Don't get me wrong, I draw everyday. I keep up this daily practice. I have been since 2019. I won't stop. But I do want to get into ink more. When I do some ink drawings, I will be sure to include images near the bottom of this blog post. In all honesty, I don't want to do it for the month of October only. I want this to be a thing I do everyday. Maybe just to practice my daily drawing even. Maybe once I can make some stuff that I am proud of, I would share it via an Inktober hashtag. Not even sure if hashtag is appropriate anymore. I haven't used any social media for my art besides for YouTube. My skills are still greatly lacking. But I am dead set on getting better.

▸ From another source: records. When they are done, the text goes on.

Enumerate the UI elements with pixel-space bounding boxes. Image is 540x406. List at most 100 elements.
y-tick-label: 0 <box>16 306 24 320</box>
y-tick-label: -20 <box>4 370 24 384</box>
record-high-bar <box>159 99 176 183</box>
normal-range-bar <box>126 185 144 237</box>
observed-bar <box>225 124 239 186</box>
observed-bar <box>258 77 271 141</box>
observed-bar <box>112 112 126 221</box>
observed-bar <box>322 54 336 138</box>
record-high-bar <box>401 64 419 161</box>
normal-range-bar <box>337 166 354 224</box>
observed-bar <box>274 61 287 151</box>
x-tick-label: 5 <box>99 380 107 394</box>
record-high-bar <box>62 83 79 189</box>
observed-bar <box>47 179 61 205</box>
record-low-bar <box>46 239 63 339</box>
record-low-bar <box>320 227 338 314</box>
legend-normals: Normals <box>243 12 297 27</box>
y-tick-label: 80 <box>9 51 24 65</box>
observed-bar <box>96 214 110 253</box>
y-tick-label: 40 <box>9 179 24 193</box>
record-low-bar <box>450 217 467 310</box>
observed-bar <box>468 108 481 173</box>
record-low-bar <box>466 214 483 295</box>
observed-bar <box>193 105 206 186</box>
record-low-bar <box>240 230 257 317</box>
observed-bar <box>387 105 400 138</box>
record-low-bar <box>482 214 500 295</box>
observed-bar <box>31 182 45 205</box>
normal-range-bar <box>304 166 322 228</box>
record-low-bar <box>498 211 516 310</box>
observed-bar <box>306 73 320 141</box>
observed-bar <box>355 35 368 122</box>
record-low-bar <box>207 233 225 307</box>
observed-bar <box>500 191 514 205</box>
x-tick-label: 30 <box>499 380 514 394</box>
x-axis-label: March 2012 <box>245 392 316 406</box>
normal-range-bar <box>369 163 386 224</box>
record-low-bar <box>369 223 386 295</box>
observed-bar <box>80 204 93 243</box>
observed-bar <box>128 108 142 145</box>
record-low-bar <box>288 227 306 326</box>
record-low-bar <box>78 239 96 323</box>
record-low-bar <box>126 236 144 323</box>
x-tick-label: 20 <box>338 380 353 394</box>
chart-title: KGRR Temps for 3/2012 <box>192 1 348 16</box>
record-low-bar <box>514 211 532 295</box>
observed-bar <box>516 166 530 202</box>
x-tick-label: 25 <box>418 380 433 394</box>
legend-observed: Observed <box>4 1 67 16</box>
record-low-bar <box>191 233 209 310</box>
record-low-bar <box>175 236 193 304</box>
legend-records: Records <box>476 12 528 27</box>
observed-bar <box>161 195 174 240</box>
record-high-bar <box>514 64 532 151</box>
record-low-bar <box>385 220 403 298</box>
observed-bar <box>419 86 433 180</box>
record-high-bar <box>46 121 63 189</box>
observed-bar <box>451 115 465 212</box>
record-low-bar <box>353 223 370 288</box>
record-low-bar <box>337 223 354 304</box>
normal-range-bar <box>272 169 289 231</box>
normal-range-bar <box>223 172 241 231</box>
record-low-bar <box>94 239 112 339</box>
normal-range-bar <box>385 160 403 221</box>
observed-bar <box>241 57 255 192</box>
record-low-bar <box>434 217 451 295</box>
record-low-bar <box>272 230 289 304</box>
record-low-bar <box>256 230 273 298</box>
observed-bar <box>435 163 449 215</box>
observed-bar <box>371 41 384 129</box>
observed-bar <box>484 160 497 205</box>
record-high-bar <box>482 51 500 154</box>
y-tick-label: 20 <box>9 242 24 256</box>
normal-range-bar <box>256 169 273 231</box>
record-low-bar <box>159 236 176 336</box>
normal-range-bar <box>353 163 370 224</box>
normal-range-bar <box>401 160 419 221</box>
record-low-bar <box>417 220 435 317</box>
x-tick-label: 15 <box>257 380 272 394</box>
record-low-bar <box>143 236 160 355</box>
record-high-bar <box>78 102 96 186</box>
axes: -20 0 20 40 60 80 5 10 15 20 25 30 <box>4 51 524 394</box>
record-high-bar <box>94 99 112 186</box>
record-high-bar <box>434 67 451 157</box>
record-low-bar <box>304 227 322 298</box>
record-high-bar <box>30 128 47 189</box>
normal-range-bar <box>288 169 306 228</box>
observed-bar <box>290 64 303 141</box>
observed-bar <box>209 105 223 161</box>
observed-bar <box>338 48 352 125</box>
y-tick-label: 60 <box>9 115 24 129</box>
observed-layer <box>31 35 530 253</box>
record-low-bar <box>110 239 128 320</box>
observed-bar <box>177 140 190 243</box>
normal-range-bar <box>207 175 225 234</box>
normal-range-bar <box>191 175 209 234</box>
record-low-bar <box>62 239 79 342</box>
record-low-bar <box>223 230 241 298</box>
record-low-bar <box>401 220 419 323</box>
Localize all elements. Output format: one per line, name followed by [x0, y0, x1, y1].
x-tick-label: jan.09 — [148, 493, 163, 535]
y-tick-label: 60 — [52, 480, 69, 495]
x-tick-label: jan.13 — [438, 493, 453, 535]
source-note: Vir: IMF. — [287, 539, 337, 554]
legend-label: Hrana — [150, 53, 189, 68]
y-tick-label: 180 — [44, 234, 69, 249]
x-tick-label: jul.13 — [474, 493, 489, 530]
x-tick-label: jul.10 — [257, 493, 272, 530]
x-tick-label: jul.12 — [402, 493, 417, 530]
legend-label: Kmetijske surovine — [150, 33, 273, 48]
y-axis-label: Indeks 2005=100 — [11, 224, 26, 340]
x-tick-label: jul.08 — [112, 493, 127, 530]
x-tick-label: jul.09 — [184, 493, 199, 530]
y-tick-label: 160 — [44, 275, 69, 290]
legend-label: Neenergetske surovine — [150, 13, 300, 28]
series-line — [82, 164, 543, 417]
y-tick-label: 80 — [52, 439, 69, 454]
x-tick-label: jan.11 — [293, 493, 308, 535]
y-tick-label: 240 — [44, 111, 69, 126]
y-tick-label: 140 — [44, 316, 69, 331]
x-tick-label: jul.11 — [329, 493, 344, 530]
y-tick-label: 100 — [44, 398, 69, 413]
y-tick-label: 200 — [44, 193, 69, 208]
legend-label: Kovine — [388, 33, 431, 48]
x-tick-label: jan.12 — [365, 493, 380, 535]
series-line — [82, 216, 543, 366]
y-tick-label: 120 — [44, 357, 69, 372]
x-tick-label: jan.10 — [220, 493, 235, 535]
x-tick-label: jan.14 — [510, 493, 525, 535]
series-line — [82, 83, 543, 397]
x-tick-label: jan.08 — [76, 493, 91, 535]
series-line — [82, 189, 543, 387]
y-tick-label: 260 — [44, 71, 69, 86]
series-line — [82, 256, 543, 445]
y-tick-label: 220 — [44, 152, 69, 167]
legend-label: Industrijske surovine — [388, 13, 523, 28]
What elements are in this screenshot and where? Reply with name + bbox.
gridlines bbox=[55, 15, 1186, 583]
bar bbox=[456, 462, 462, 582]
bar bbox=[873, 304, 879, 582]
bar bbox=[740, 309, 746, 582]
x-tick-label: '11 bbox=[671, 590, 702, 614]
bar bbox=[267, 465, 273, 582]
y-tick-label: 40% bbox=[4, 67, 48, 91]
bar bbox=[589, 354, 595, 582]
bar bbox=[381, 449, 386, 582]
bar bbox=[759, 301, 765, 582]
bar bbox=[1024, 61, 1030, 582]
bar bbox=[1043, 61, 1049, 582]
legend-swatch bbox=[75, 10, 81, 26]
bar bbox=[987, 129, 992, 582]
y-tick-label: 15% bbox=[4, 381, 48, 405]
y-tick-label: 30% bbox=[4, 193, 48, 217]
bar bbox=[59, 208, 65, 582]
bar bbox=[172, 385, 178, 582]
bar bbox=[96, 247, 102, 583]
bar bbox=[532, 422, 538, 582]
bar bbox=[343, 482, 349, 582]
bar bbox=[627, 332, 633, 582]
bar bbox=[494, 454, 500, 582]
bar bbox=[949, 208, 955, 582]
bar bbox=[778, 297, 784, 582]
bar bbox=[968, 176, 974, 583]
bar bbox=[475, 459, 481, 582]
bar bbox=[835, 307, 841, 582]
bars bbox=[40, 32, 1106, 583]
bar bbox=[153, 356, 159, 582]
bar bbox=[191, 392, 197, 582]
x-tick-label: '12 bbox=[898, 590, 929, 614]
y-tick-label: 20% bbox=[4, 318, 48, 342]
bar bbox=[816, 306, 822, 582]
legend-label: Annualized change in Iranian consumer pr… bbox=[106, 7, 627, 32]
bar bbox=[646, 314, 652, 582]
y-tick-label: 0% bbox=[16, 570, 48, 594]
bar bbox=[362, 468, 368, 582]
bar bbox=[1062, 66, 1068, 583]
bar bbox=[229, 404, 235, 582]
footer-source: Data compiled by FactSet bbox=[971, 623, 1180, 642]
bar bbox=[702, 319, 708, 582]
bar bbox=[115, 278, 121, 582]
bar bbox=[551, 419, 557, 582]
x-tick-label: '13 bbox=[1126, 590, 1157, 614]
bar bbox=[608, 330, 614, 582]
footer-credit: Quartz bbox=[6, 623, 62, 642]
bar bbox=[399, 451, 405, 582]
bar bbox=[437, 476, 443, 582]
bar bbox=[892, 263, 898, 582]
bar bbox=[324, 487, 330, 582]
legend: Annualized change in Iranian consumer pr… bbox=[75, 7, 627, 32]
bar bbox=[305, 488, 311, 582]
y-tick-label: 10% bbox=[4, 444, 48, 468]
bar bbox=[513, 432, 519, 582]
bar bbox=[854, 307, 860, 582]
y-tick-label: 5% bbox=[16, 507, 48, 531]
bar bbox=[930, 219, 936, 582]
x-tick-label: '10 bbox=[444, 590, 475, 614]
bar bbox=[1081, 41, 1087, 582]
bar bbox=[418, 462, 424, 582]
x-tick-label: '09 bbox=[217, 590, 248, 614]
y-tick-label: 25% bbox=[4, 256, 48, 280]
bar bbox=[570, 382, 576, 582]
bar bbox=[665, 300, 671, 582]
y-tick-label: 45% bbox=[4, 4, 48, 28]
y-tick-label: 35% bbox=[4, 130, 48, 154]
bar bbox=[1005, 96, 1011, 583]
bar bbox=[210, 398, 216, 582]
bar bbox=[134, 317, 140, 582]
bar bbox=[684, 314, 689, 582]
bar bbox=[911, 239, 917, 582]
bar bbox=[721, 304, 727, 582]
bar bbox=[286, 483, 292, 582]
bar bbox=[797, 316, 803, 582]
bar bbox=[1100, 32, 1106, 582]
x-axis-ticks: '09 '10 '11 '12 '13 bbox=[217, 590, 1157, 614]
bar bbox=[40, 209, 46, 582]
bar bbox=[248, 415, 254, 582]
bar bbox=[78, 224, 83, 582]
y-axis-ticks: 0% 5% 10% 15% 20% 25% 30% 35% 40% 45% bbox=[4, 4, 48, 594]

As of now, twitter.com has become x.com instead. I also have heard of artists jumping ship off instagram because of artificial intelligence models being used to train their algorithm. But many of these platforms have a market. A bunch of other artists related websites have followed with the training as well. Sometimes it feels like too many platforms. I just want to make art and share it once. Not on all of these platforms. In my work job, I help manage social media posts using an online service called Sprout. It basically allows you to connect many social accounts to it to then schedule posts all at once. More for marketing purposes than friendly engagement. Has it become absurd? We make content for so many platforms. Marketing has truly become saturated. I remember the old days in which it was more oriented through website banner advertisements.
A lot of these platforms prioritize you sharing content on their platform. Not linking to your website. I suggest you maintain your own website to archive your artwork you want to share. It often seems that the world has become keen on getting people to share work for the purpose of serving ads. The problem is the same with our media as a greater whole. In the old days, we had websites like LiveLeak. Lots of these websites would should stuff other media was too afraid to show. Artists these days appear to going through similar struggles. Has social media sanitized art? If your art isn't friendly enough for advertisements, can you share it with the world? Can the struggles of the day be known? Or is your art not family friendly enough.
Should art challenge or question the status quo? Can website operators keep a website alive without larger name advertisers? Are most people viewing a fake art world? Have we become stuck in a stagnant loop of art?
I don't like to get political, but when I was growing up I learned a lot American political cartoons. These newspaper cartoons shook the core of those who they were about. You will often find these nowadays within The New Yorker. Maybe you will see my cartooning in it one day. Or perhaps never, that works for me as well.
I believe people greatly underestimate the power of ink. It just doesn't stick to paper, but to the minds of people as well.